At the risk of getting all metaphyiscal, though, let me suggest another trememndous benefit of DeLay's resignation from the leadership (and hopefully his retirement or defeat as he runs for another term this year). As regular readers know, my great fear throughout the last three years especially, since Republicans retook the Senate and imposed one-party rule with unmatched partisan fury, was that the political immune system the Founders bequeathed was under potentially fatal attack from the virus of Republican hyper-partisanism.
I don't think it's too much to say that the explicit objective of people like Karl Rove, Tom DeLay and Grover Norquist was to subjugate the system of checks and balances designed to produce utilitarian governance--to overthrow the sentiment James Madison expressed in The Federalist No. 51 when he wrote "Ambition must be made to counter ambition." In the one-party context, so long as goods--money, power, prestige--were spread around in an effective way, there was much less risk of a president vetoing legislation that served little purpose other than rewarding interest groups. Or the Senate rejecting judicial appointments made to advance a specific and articulated ideological agenda that might transgress the Constitution. Or, for that matter, the Supreme Court invalidating legislation or placing restrictions on the power of the executive. The whole Republican project was to align partisan ambitions, lubricating differences with a big campaign check here, a sinecure there, a symbolic gesture somewhere else, and a steady stream of policy that rewarded friends and punished enemies.
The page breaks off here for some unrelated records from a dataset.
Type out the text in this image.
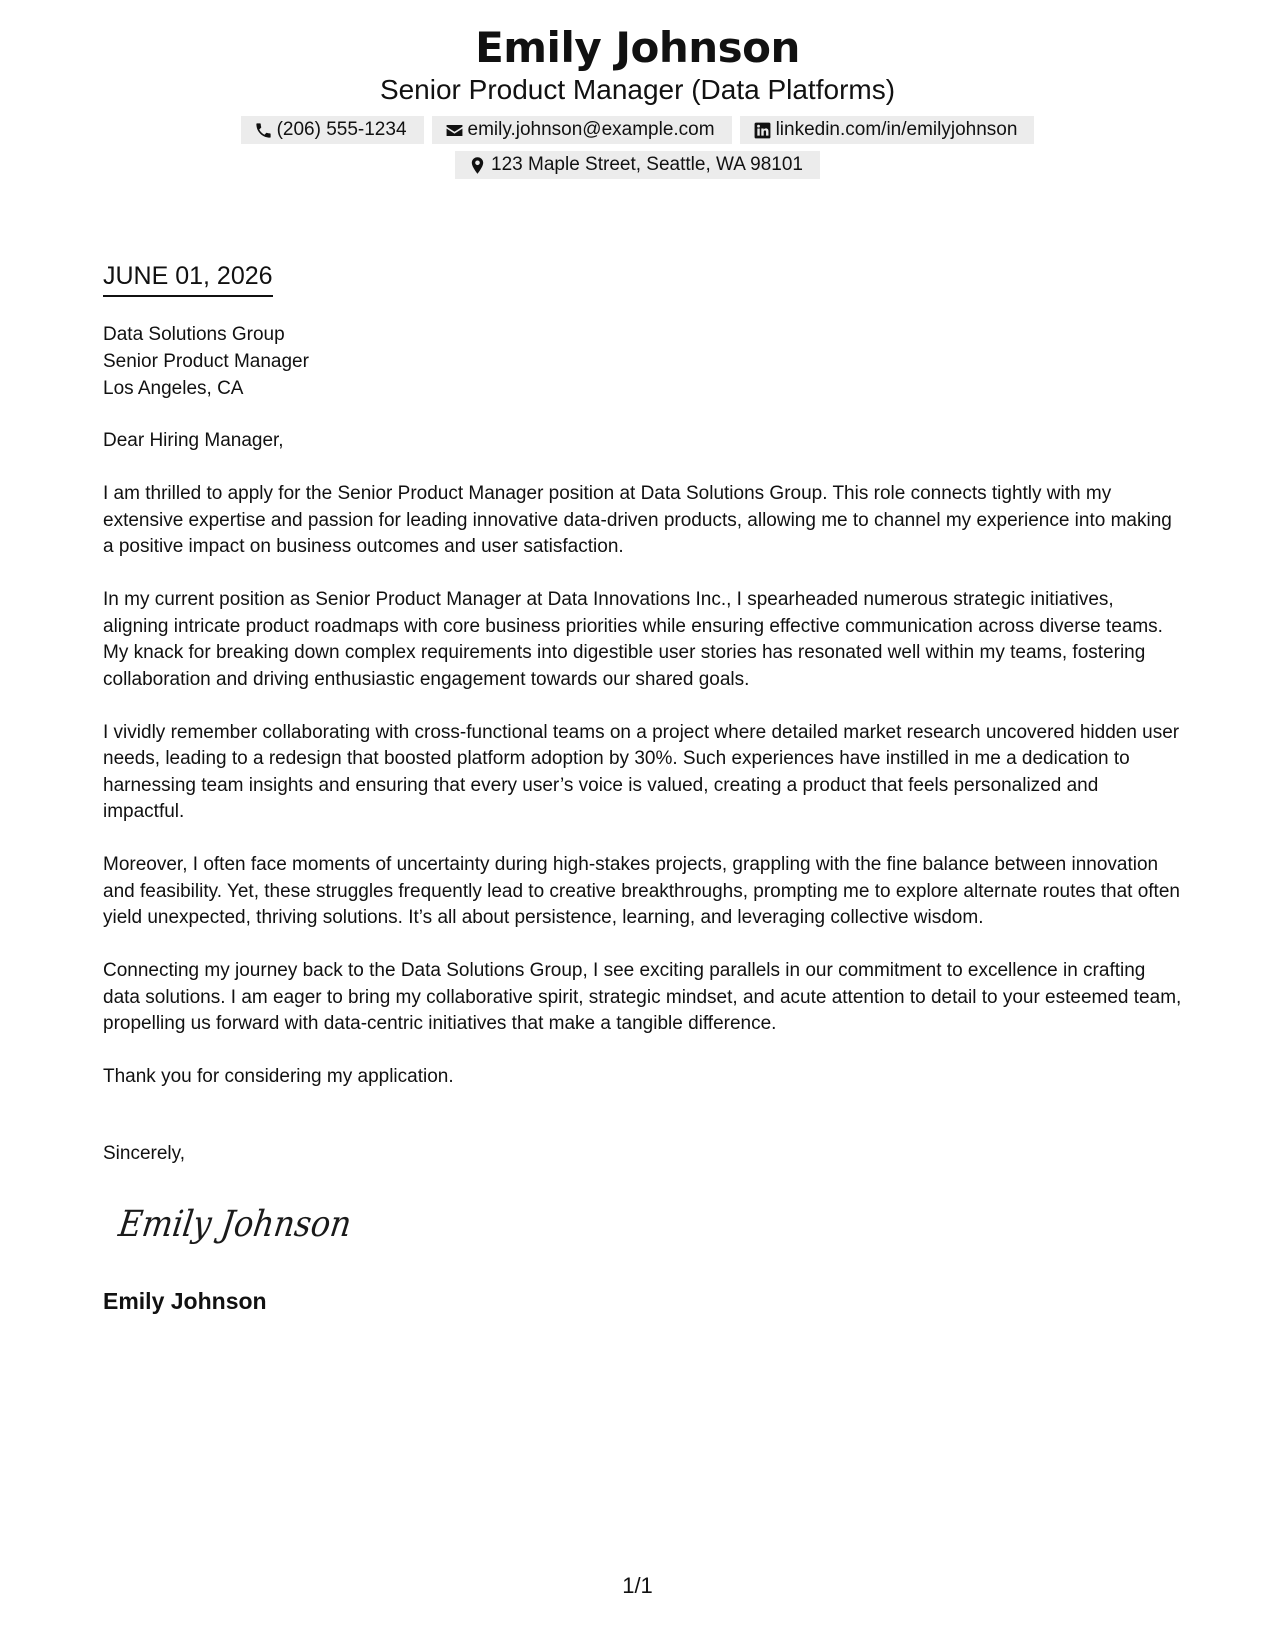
Emily Johnson
Senior Product Manager (Data Platforms)
(206) 555-1234	emily.johnson@example.com	linkedin.com/in/emilyjohnson
123 Maple Street, Seattle, WA 98101
JUNE 01, 2026
Data Solutions Group
Senior Product Manager
Los Angeles, CA

Dear Hiring Manager,

I am thrilled to apply for the Senior Product Manager position at Data Solutions Group. This role connects tightly with my extensive expertise and passion for leading innovative data-driven products, allowing me to channel my experience into making a positive impact on business outcomes and user satisfaction.

In my current position as Senior Product Manager at Data Innovations Inc., I spearheaded numerous strategic initiatives, aligning intricate product roadmaps with core business priorities while ensuring effective communication across diverse teams. My knack for breaking down complex requirements into digestible user stories has resonated well within my teams, fostering collaboration and driving enthusiastic engagement towards our shared goals.

I vividly remember collaborating with cross-functional teams on a project where detailed market research uncovered hidden user needs, leading to a redesign that boosted platform adoption by 30%. Such experiences have instilled in me a dedication to harnessing team insights and ensuring that every user’s voice is valued, creating a product that feels personalized and impactful.

Moreover, I often face moments of uncertainty during high-stakes projects, grappling with the fine balance between innovation and feasibility. Yet, these struggles frequently lead to creative breakthroughs, prompting me to explore alternate routes that often yield unexpected, thriving solutions. It’s all about persistence, learning, and leveraging collective wisdom.

Connecting my journey back to the Data Solutions Group, I see exciting parallels in our commitment to excellence in crafting data solutions. I am eager to bring my collaborative spirit, strategic mindset, and acute attention to detail to your esteemed team, propelling us forward with data-centric initiatives that make a tangible difference.

Thank you for considering my application.

Sincerely,
Emily Johnson
Emily Johnson
1/1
The ultimate check, though, rests with the voters. Someone evidently made a determination that holding onto DeLay raised an unacceptable risk of eroding the power base that makes "DeLayism," which is as good a name for this whole arrangement as any, possible in the first place. But while the most odious champion of that system has been knocked down (not even out), we have to keep in mind that the assault on Constitutional governance continues.